'Explore an active volcano!' the brochures advertising trips to Whakaari / White Island said - but should tourists have been allowed there in the first place, and should they be allowed back?
In 2012, Ohio's Denison University associate professor of geosciences Erik Klemetti wrote an article titled How dangerous is visiting New Zealand's White Island?
In it, he warned that even a small steam-driven eruption could have catastrophic and potentially deadly consequences - if a tour group was there at the time.
"I can see why people are drawn to it, I was always struck by the fact that volcanoes can be somewhat unpredictable, even with the best monitoring."
When Whakaari erupted on 9 December last year, Klemetti was at the American Geophysical Union meeting in San Francisco.
"When I did see the headline come across on Twitter ... I had this feeling of like, this is exactly the sort of thing that I hoped wouldn't happen, that ended up happening."
When Klemetti was offered the opportunity to go to the island, back in 2009, he said no.
"My level of risk management there, the amount of nervousness I had about doing a trip like that was high enough that I thought, it's not worth probably doing, although people who I know who are volcanologists who have done it, say it's remarkable and I'm sure it would have been.
"But I just could not bring myself to do it."
University of Auckland volcanologist Shane Cronin suspects people began to woefully underestimate the risk posed by Whakaari.
"Primarily because the numbers of people visiting the island, that's increased hugely," Cronin said.
Once tours were few and far between - and even stopped during winter.
"These days what was going on: there were people coming off cruise ships, so there were multiple trips per day, people were coming in with helicopters, with boat tours.
"The sheer number of people coming to the island - not only just at once, but continuously - meant that our exposure to the risk was much, much higher."
Three years prior to last December's eruption, there was an eruption of a similar size at Whakaari - except it happened at night.
"We had a series of these near-misses and we were pretty well aware of that at a national level, that a lot of our tourist volcanoes have this sort of sudden onset risk, and it was ranked as one of the highest likelihood events, in terms of a mass casualty event," Cronin said.
Klemetti said he would be hesitant to open the volcano up to the same level of tourism again.
"Maybe you could have tours that tour around the island, to see it from a boat, but that again, you'd need to know what the level of hazard and level of activity the island might be showing at the time.
"But having people with boots on the ground on the island on a regular basis just feels like it's just asking for something like this to happen again."
Cronin was not convinced either.
"I think it's a great place to visit when things are in a calm level, I'm just not sure we are in a position to be able to provide such a clear sense of security about that."
When it was announced last week charges were being laid over the disaster, WorkSafe chief executive Phil Parkes would not say whether tourists should be allowed to return to Whakaari because that was outside the scope of the investigation.

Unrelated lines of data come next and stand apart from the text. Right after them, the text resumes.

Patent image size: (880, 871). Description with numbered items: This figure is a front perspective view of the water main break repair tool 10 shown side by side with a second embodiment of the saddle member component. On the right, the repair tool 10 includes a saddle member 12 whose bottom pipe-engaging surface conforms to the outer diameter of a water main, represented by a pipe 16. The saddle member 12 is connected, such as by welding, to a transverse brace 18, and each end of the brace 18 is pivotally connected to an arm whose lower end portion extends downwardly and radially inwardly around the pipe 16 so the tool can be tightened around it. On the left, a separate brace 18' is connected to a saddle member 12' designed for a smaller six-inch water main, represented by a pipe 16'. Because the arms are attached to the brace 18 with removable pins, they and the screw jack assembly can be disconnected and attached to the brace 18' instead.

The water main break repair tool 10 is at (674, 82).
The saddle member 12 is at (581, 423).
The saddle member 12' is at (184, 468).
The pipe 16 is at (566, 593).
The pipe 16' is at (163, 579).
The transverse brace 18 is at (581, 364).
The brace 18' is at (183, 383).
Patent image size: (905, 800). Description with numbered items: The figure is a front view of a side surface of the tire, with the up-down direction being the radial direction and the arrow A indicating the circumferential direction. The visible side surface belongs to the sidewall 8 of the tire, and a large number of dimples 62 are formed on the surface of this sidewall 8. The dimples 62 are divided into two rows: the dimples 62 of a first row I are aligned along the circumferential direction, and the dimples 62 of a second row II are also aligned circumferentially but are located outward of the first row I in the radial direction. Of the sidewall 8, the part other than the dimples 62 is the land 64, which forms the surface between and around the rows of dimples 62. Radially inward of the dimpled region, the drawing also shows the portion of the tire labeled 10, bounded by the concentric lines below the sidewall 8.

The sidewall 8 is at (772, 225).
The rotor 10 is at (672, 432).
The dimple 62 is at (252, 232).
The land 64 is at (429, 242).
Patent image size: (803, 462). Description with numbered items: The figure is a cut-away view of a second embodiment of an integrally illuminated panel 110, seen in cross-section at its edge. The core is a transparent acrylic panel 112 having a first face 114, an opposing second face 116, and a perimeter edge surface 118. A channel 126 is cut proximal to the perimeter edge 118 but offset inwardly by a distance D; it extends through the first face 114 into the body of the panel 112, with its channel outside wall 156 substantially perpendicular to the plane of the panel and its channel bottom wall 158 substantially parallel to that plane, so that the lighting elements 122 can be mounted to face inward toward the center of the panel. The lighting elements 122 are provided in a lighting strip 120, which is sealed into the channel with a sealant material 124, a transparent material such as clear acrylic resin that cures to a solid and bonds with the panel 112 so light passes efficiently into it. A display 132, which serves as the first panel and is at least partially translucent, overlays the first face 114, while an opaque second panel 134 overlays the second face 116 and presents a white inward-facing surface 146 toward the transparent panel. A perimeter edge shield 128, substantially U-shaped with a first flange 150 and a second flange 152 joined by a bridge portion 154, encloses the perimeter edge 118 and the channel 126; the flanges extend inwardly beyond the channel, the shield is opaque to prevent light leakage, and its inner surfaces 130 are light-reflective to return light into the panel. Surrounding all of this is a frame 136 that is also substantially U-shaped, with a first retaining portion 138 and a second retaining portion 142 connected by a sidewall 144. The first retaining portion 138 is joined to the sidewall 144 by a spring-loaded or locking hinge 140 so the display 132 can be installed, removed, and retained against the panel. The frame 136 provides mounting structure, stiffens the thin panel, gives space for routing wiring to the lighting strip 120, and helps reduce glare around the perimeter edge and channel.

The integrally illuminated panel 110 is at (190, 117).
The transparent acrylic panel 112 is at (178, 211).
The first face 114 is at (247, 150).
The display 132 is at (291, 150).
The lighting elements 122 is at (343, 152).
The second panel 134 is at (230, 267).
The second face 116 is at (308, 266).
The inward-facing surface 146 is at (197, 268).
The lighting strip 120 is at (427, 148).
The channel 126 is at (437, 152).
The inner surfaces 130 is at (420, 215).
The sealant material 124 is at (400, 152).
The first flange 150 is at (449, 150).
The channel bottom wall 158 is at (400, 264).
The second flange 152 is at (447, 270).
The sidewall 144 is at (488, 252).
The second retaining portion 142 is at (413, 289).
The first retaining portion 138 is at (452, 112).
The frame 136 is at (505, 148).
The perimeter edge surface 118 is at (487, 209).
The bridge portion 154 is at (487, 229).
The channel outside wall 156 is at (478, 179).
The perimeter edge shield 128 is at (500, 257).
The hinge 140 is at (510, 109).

"Our investigation was focused on the obligations of the individuals and companies who were taking people to the island, whether they met their health and safety obligations, any discussions around the future of the island were outside the scope of the investigation," he had said.
The Ministry of Business, Innovation and Employment is reviewing the adventure activities regulations - looking specifically at activities that revolve around natural hazards.
The Department of Internal Affairs is also working with other government agencies about future access to Whakaari / White Island.